Patrick Artus et Marie Paule Virard proposent alors une « thérapie de choc », pour redresser le niveau du PIB potentiel à long terme de la France : lever les obstacles à l’emploi en abaissant le coût du travail non qualifié (diminution de la part du SMIC dans le salaire médian), en réformant le système éducatif (pour rééquilibrer les filières « élitistes », générales et professionnelles pour mieux préparer l’insertion des jeunes sur le marché du travail, notamment dans les PME et les entreprises de taille intermédiaire), en ciblant la formation professionnelle sur les chômeurs de longue durée et les personnes éloignées de l’emploi. En matière de partage des richesses, il serait judicieux d’introduire la productivité comme donnée centrale des négociations salariales (par exemple en interdisant aux entreprises d’augmenter les salaires réels à des niveaux supérieurs à la productivité du travail dans l’entreprise), de casser le dualisme actuel du marché du travail en instaurant un contrat unique de travail, et en abaissant la part des dépenses de retraites dans le PIB, ainsi que les dépenses de l’Etat en France (pour les ramener au niveau de la moyenne de la zone euro). Il s’agira aussi de maintenir durablement une politique monétaire accommodante afin de favoriser les emprunteurs et les entrepreneurs, ceux qui assument les risques pour investir et innover, et créer les conditions de la croissance future. Si ces réformes peuvent s’avérer coûteuses à court terme et générer des sacrifices, elles sont aujourd’hui indispensables au redressement économique. C’est à ce prix que la confiance peut revenir et permettre aux jeunes et aux entrepreneurs de préparer l’avenir, « avec toujours à l’esprit que si demain la prospérité doit être plus modeste, il est (aussi) essentiel qu’elle soit mieux partagée ».
Les auteurs
- Chef économiste de Natixis, professeur à l’université Paris-I Panthéon Sorbonne, Patrick Artus est membre correspondant du Conseil d’analyse économique auprès du Premier ministre.

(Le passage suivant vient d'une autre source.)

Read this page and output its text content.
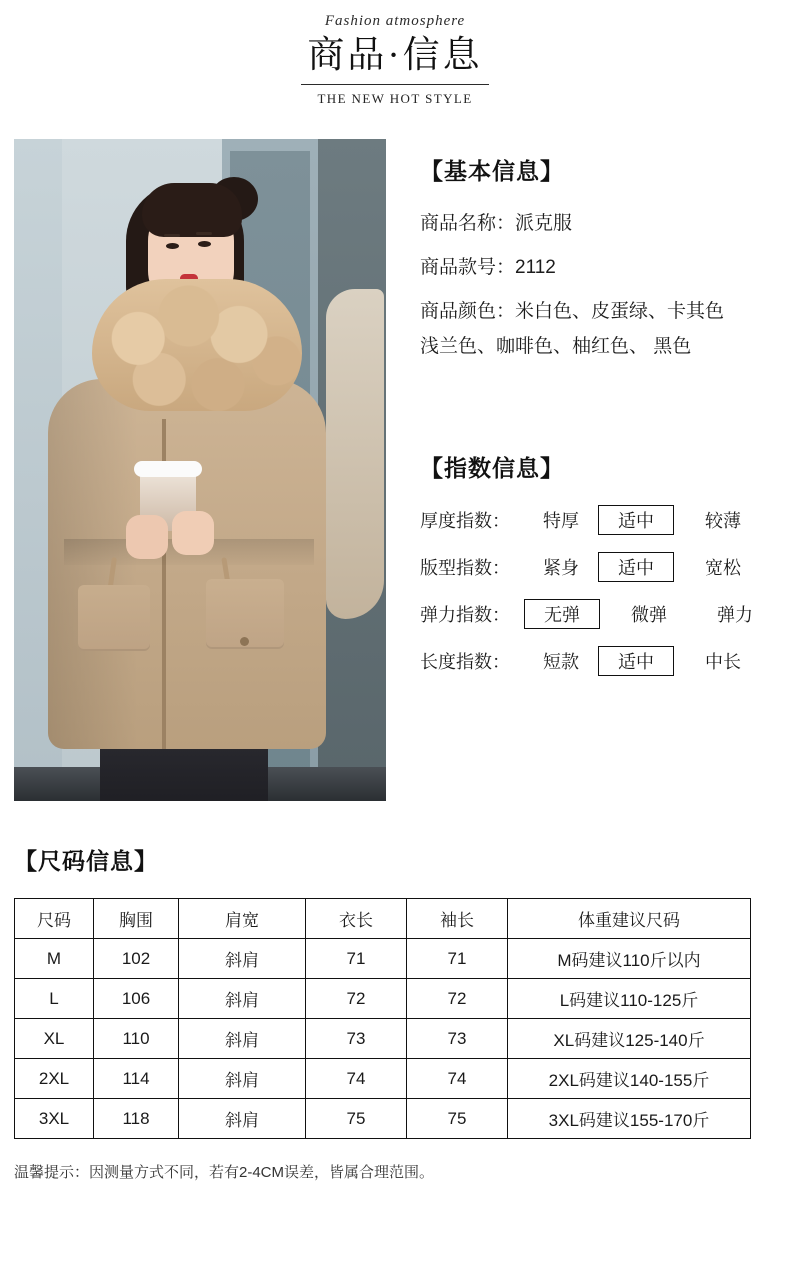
Fashion atmosphere
商品·信息
THE NEW HOT STYLE
【基本信息】
商品名称：派克服
商品款号：2112
商品颜色：米白色、皮蛋绿、卡其色
浅兰色、咖啡色、柚红色、 黑色
【指数信息】
厚度指数：	特厚	适中	较薄
版型指数：	紧身	适中	宽松
弹力指数：	无弹	微弹	弹力
长度指数：	短款	适中	中长
【尺码信息】
尺码	胸围	肩宽	衣长	袖长	体重建议尺码
M	102	斜肩	71	71	M码建议110斤以内
L	106	斜肩	72	72	L码建议110-125斤
XL	110	斜肩	73	73	XL码建议125-140斤
2XL	114	斜肩	74	74	2XL码建议140-155斤
3XL	118	斜肩	75	75	3XL码建议155-170斤
温馨提示：因测量方式不同，若有2-4CM误差，皆属合理范围。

- Marie-Paule Virard est journaliste économique. Elle a notamment publié avec Patrick Artus Le capitalisme est en train de s’autodétruire, La France sans ses usines et Les Apprentis sorciers.
Quatrième de couverture
Cessons de nous voiler la face : les prévisions de croissance retrouvée que nous égrènent, depuis 2009, les gouvernements successifs sont une vaste plaisanterie. 2% de croissance en 2016 : même pas en rêve ! Pas plus qu’en 2017, en 2018 ou en 2023… La croissance qu’a connue la France à la fin du XXème siècle, fondée sur les gains de productivité et le progrès technique, n’était pas la règle d’un monde nouveau mais l’exception d’une histoire têtue. Ce livre démontre, au détour de brefs détours théoriques et de multiples anecdotes, que les rêves de croissance de nos gouvernants sont de funestes chimères. Faut-il pour autant se décourager ? Bien sûr que non. La France ne tombe pas. Elle est au seuil d’un nouveau modèle de développement. Soit elle refuse d’affronter cette réalité, et Billancourt, désespéré, pourrait bien basculer dans la violence la plus légitime. Soit elle change de logiciel, elle s’adapte à son nouvel environnement et elle s’ouvre de nouvelles pistes de création de bien-être. Ces nouvelles pistes peuvent permettre à notre pays, non pas de raser gratis dès demain, mais d’offrir à sa jeunesse des perspectives qui lui ôtent toute envie de s’enliser dans le triangle des Bermudes que délimite aujourd’hui le repli sur soi, l’expatriation et la violence.